AP – Five months of multi-sided clashes in Syria’s crowded northern battlefield have displaced some 66,000 people, a U.N. humanitarian agency said Sunday, a day after the U.S. bolstered Kurdish-led forces with a deployment of armored vehicles amid preparations for a push toward the Islamic State group’s de facto capital.
Besides the autonomous Kurdish-led forces, Turkish, Syrian government and Syrian opposition fighters have all been jostling for territory formerly held by the Islamic State group near the Turkish-Syrian frontier.
The U.S.-backed Syrian Democratic Forces, led by the Syrian Kurdish PKK party, are the current front runners in the race to Raqqa, the IS capital. They are now stationed eight kilometers (five miles) north of the Euphrates River city and supported by U.S.-led coalition airstrikes and a deployment of some 500 U.S. special forces operators. The Pentagon has said they are working in an advisory capacity.

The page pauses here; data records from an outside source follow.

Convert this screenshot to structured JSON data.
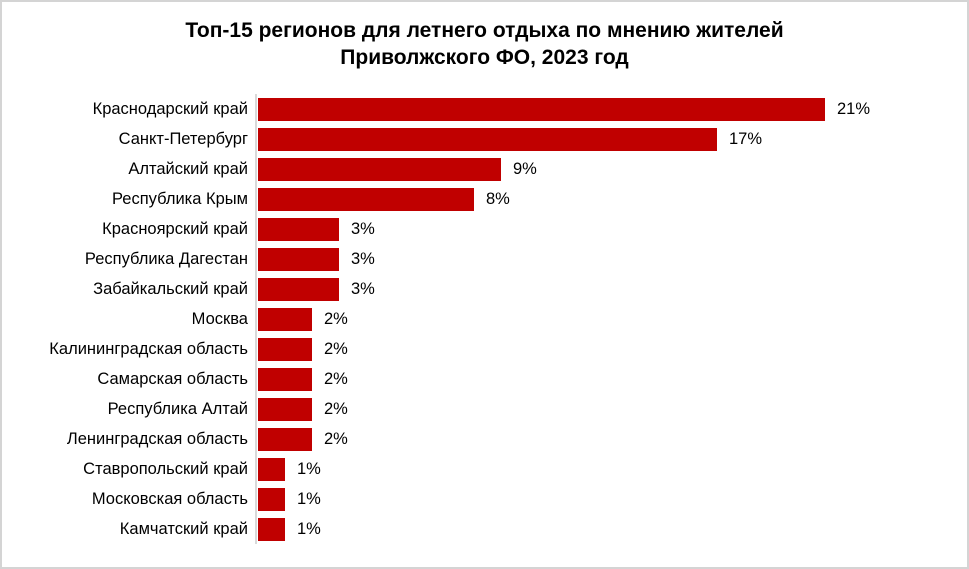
{
  "frame": {
    "background_color": "#ffffff",
    "border_color": "#d4d4d4"
  },
  "chart_data": {
    "type": "bar",
    "orientation": "horizontal",
    "title": "Топ-15 регионов для летнего отдыха по мнению жителей\nПриволжского ФО, 2023 год",
    "categories": [
      "Краснодарский край",
      "Санкт-Петербург",
      "Алтайский край",
      "Республика Крым",
      "Красноярский край",
      "Республика Дагестан",
      "Забайкальский край",
      "Москва",
      "Калининградская область",
      "Самарская область",
      "Республика Алтай",
      "Ленинградская область",
      "Ставропольский край",
      "Московская область",
      "Камчатский край"
    ],
    "values": [
      21,
      17,
      9,
      8,
      3,
      3,
      3,
      2,
      2,
      2,
      2,
      2,
      1,
      1,
      1
    ],
    "value_labels": [
      "21%",
      "17%",
      "9%",
      "8%",
      "3%",
      "3%",
      "3%",
      "2%",
      "2%",
      "2%",
      "2%",
      "2%",
      "1%",
      "1%",
      "1%"
    ],
    "unit": "%",
    "xlim": [
      0,
      23
    ],
    "grid": false,
    "legend": false,
    "bar_color": "#c00000",
    "axis_line_color": "#d9d9d9",
    "text_color": "#000000"
  }
}
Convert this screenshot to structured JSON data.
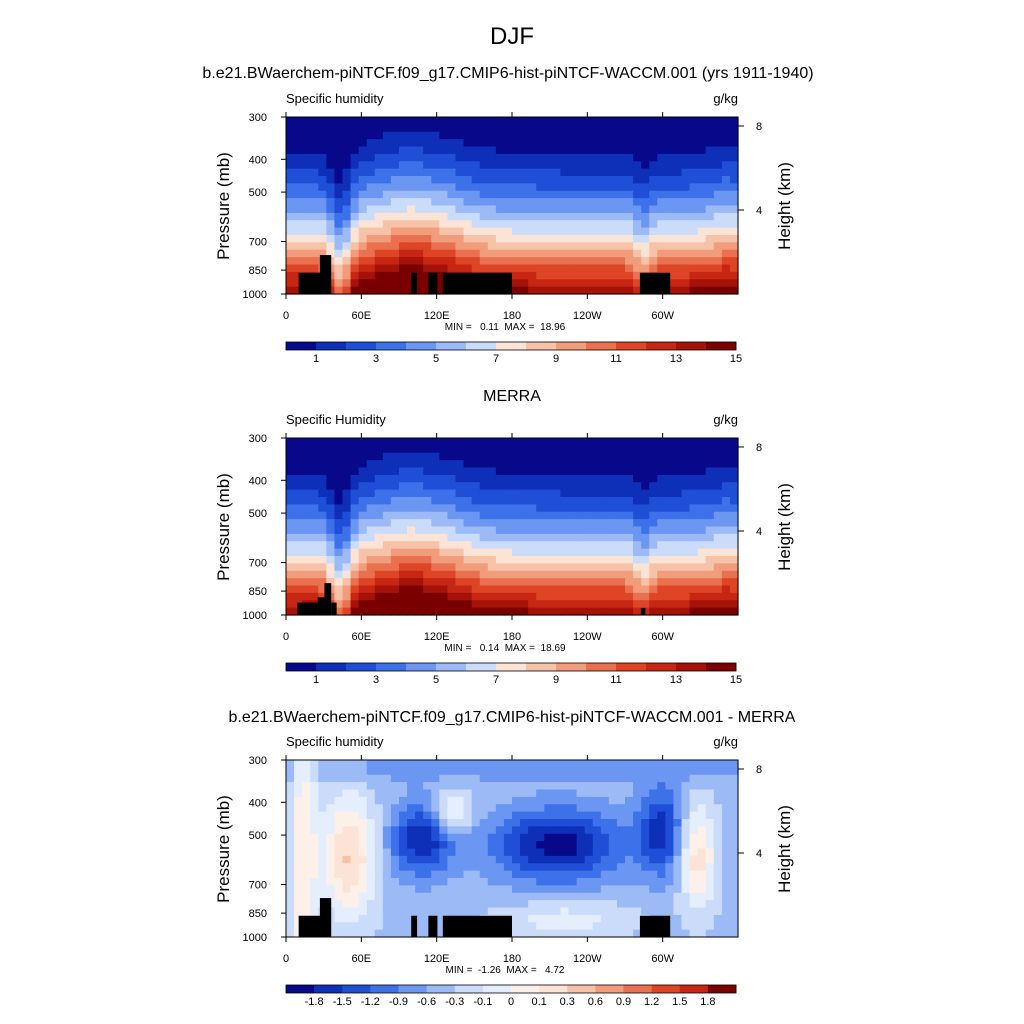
{
  "chart_data": {
    "title": "DJF",
    "panels": [
      {
        "type": "heatmap",
        "title": "b.e21.BWaerchem-piNTCF.f09_g17.CMIP6-hist-piNTCF-WACCM.001 (yrs 1911-1940)",
        "variable": "Specific humidity",
        "units": "g/kg",
        "ylabel": "Pressure (mb)",
        "ylabel_right": "Height (km)",
        "x_ticks": [
          "0",
          "60E",
          "120E",
          "180",
          "120W",
          "60W"
        ],
        "y_ticks": [
          "300",
          "400",
          "500",
          "700",
          "850",
          "1000"
        ],
        "height_ticks": [
          "8",
          "4"
        ],
        "stats": "MIN =   0.11  MAX =  18.96",
        "min": 0.11,
        "max": 18.96,
        "colorbar_labels": [
          "1",
          "3",
          "5",
          "7",
          "9",
          "11",
          "13",
          "15"
        ],
        "colors": [
          "#08088a",
          "#0e2fb8",
          "#1f4fd6",
          "#3d71ea",
          "#6b96f2",
          "#9cbaf6",
          "#cbdcfa",
          "#fbe4d6",
          "#f6c2a8",
          "#f19c7a",
          "#e97150",
          "#de4426",
          "#c72612",
          "#a51208",
          "#7a0000"
        ]
      },
      {
        "type": "heatmap",
        "title": "MERRA",
        "variable": "Specific Humidity",
        "units": "g/kg",
        "ylabel": "Pressure (mb)",
        "ylabel_right": "Height (km)",
        "x_ticks": [
          "0",
          "60E",
          "120E",
          "180",
          "120W",
          "60W"
        ],
        "y_ticks": [
          "300",
          "400",
          "500",
          "700",
          "850",
          "1000"
        ],
        "height_ticks": [
          "8",
          "4"
        ],
        "stats": "MIN =   0.14  MAX =  18.69",
        "min": 0.14,
        "max": 18.69,
        "colorbar_labels": [
          "1",
          "3",
          "5",
          "7",
          "9",
          "11",
          "13",
          "15"
        ],
        "colors": [
          "#08088a",
          "#0e2fb8",
          "#1f4fd6",
          "#3d71ea",
          "#6b96f2",
          "#9cbaf6",
          "#cbdcfa",
          "#fbe4d6",
          "#f6c2a8",
          "#f19c7a",
          "#e97150",
          "#de4426",
          "#c72612",
          "#a51208",
          "#7a0000"
        ]
      },
      {
        "type": "heatmap",
        "title": "b.e21.BWaerchem-piNTCF.f09_g17.CMIP6-hist-piNTCF-WACCM.001 - MERRA",
        "variable": "Specific humidity",
        "units": "g/kg",
        "ylabel": "Pressure (mb)",
        "ylabel_right": "Height (km)",
        "x_ticks": [
          "0",
          "60E",
          "120E",
          "180",
          "120W",
          "60W"
        ],
        "y_ticks": [
          "300",
          "400",
          "500",
          "700",
          "850",
          "1000"
        ],
        "height_ticks": [
          "8",
          "4"
        ],
        "stats": "MIN =  -1.26  MAX =   4.72",
        "min": -1.26,
        "max": 4.72,
        "colorbar_labels": [
          "-1.8",
          "-1.5",
          "-1.2",
          "-0.9",
          "-0.6",
          "-0.3",
          "-0.1",
          "0",
          "0.1",
          "0.3",
          "0.6",
          "0.9",
          "1.2",
          "1.5",
          "1.8"
        ],
        "colors": [
          "#08088a",
          "#0e2fb8",
          "#1f4fd6",
          "#3d71ea",
          "#6b96f2",
          "#9cbaf6",
          "#cbdcfa",
          "#e4eefc",
          "#fdf0e8",
          "#fbe4d6",
          "#f6c2a8",
          "#f19c7a",
          "#e97150",
          "#de4426",
          "#c72612",
          "#7a0000"
        ]
      }
    ]
  }
}
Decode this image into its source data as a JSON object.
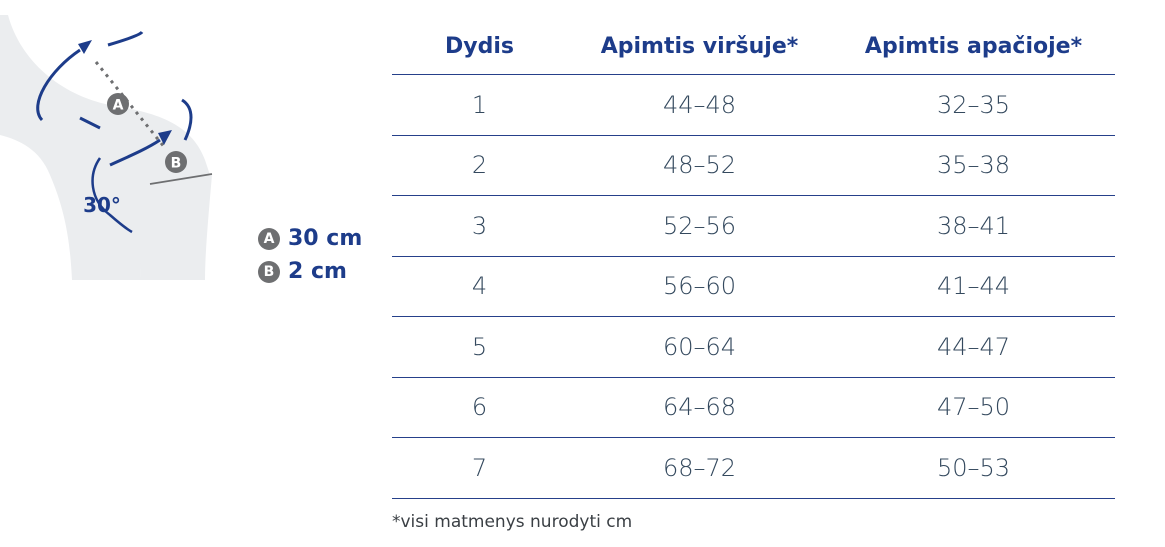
{
  "illustration": {
    "angle_label": "30°",
    "marker_a": "A",
    "marker_b": "B"
  },
  "legend": {
    "items": [
      {
        "marker": "A",
        "value": "30 cm"
      },
      {
        "marker": "B",
        "value": "2 cm"
      }
    ]
  },
  "table": {
    "headers": [
      "Dydis",
      "Apimtis viršuje*",
      "Apimtis apačioje*"
    ],
    "rows": [
      [
        "1",
        "44–48",
        "32–35"
      ],
      [
        "2",
        "48–52",
        "35–38"
      ],
      [
        "3",
        "52–56",
        "38–41"
      ],
      [
        "4",
        "56–60",
        "41–44"
      ],
      [
        "5",
        "60–64",
        "44–47"
      ],
      [
        "6",
        "64–68",
        "47–50"
      ],
      [
        "7",
        "68–72",
        "50–53"
      ]
    ]
  },
  "footnote": "*visi matmenys nurodyti cm",
  "colors": {
    "accent": "#1d3c8a",
    "leg": "#ebedef",
    "marker": "#6e6f71",
    "rule": "#26408a"
  }
}
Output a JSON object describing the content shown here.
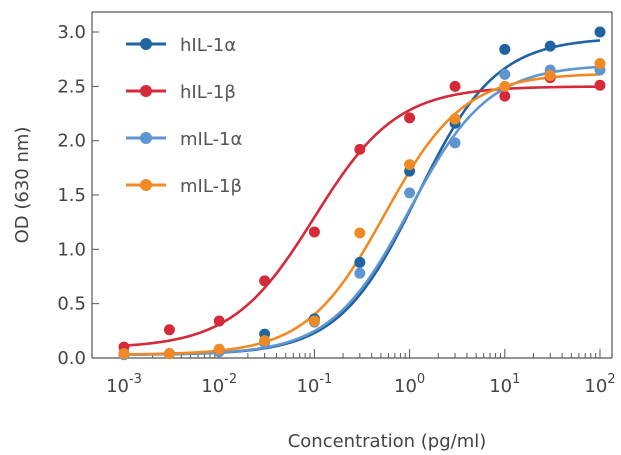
{
  "chart_data": {
    "type": "scatter",
    "title": "",
    "xlabel": "Concentration (pg/ml)",
    "ylabel": "OD (630 nm)",
    "x_scale": "log",
    "xlim": [
      0.001,
      100
    ],
    "ylim": [
      0,
      3.0
    ],
    "y_ticks": [
      "0.0",
      "0.5",
      "1.0",
      "1.5",
      "2.0",
      "2.5",
      "3.0"
    ],
    "x_ticks": [
      {
        "base": "10",
        "exp": "-3"
      },
      {
        "base": "10",
        "exp": "-2"
      },
      {
        "base": "10",
        "exp": "-1"
      },
      {
        "base": "10",
        "exp": "0"
      },
      {
        "base": "10",
        "exp": "1"
      },
      {
        "base": "10",
        "exp": "2"
      }
    ],
    "grid": false,
    "legend_position": "top-left",
    "x": [
      0.001,
      0.003,
      0.01,
      0.03,
      0.1,
      0.3,
      1,
      3,
      10,
      30,
      100
    ],
    "series": [
      {
        "name": "hIL-1α",
        "color": "#1f63a0",
        "values": [
          0.04,
          0.04,
          0.06,
          0.22,
          0.36,
          0.88,
          1.72,
          2.16,
          2.84,
          2.87,
          3.0
        ],
        "fit": {
          "bottom": 0.03,
          "top": 2.95,
          "ec50": 1.2,
          "hill": 1.05
        }
      },
      {
        "name": "hIL-1β",
        "color": "#d42a3a",
        "values": [
          0.1,
          0.26,
          0.34,
          0.71,
          1.16,
          1.92,
          2.21,
          2.5,
          2.41,
          2.58,
          2.51
        ],
        "fit": {
          "bottom": 0.09,
          "top": 2.5,
          "ec50": 0.1,
          "hill": 1.0
        }
      },
      {
        "name": "mIL-1α",
        "color": "#5f95d0",
        "values": [
          0.03,
          0.04,
          0.06,
          0.14,
          0.33,
          0.78,
          1.52,
          1.98,
          2.61,
          2.65,
          2.65
        ],
        "fit": {
          "bottom": 0.03,
          "top": 2.7,
          "ec50": 1.0,
          "hill": 1.05
        }
      },
      {
        "name": "mIL-1β",
        "color": "#f08a24",
        "values": [
          0.04,
          0.04,
          0.08,
          0.16,
          0.34,
          1.15,
          1.78,
          2.2,
          2.5,
          2.6,
          2.71
        ],
        "fit": {
          "bottom": 0.03,
          "top": 2.62,
          "ec50": 0.55,
          "hill": 1.05
        }
      }
    ]
  }
}
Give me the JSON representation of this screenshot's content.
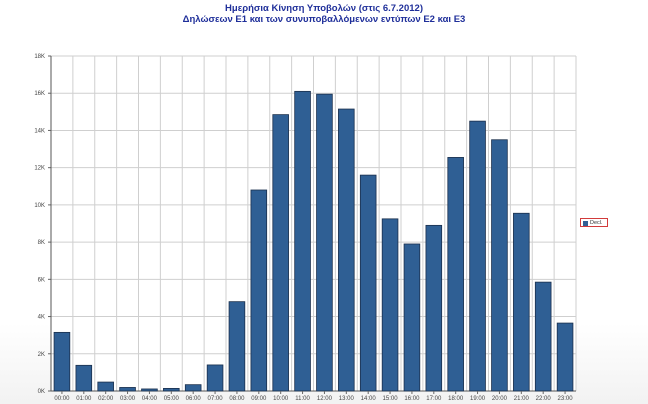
{
  "header": {
    "title": "Ημερήσια Κίνηση Υποβολών (στις 6.7.2012)",
    "subtitle": "Δηλώσεων Ε1 και των συνυποβαλλόμενων εντύπων Ε2 και Ε3"
  },
  "legend": {
    "label": "Decl.",
    "placement": "right"
  },
  "colors": {
    "bar_fill": "#2f5f94",
    "bar_stroke": "#1a2f4c",
    "title": "#1f2f9a",
    "grid": "#cfcfcf"
  },
  "chart_data": {
    "type": "bar",
    "title": "Ημερήσια Κίνηση Υποβολών (στις 6.7.2012)",
    "subtitle": "Δηλώσεων Ε1 και των συνυποβαλλόμενων εντύπων Ε2 και Ε3",
    "categories": [
      "00:00",
      "01:00",
      "02:00",
      "03:00",
      "04:00",
      "05:00",
      "06:00",
      "07:00",
      "08:00",
      "09:00",
      "10:00",
      "11:00",
      "12:00",
      "13:00",
      "14:00",
      "15:00",
      "16:00",
      "17:00",
      "18:00",
      "19:00",
      "20:00",
      "21:00",
      "22:00",
      "23:00"
    ],
    "series": [
      {
        "name": "Decl.",
        "values": [
          3150,
          1380,
          480,
          190,
          110,
          140,
          340,
          1400,
          4800,
          10800,
          14850,
          16100,
          15950,
          15150,
          11600,
          9250,
          7900,
          8900,
          12550,
          14500,
          13500,
          9550,
          5850,
          3650
        ]
      }
    ],
    "ylim": [
      0,
      18000
    ],
    "yticks": [
      "0K",
      "2K",
      "4K",
      "6K",
      "8K",
      "10K",
      "12K",
      "14K",
      "16K",
      "18K"
    ],
    "xlabel": "",
    "ylabel": "",
    "grid": true,
    "legend_position": "right"
  }
}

But Turkey, a U.S. ally through NATO, says the PKK is an extension of the Kurdish insurgency inside its own borders and has classified the party as a terror organization. It has objected strongly over the SDF offensive and vowed, too, to throw the Kurdish-led forces in Manbij — the SDF’s westernmost flank — back over the banks of the Euphrates. This would disrupt the Raqqa campaign.
There are Turkish forces stationed in al-Bab, 40 kilometers (25 miles) southwest of Manbij. The threats prompted the SDF to ask Russia and the Syrian army to establish a buffer between Manbij and al-Bab.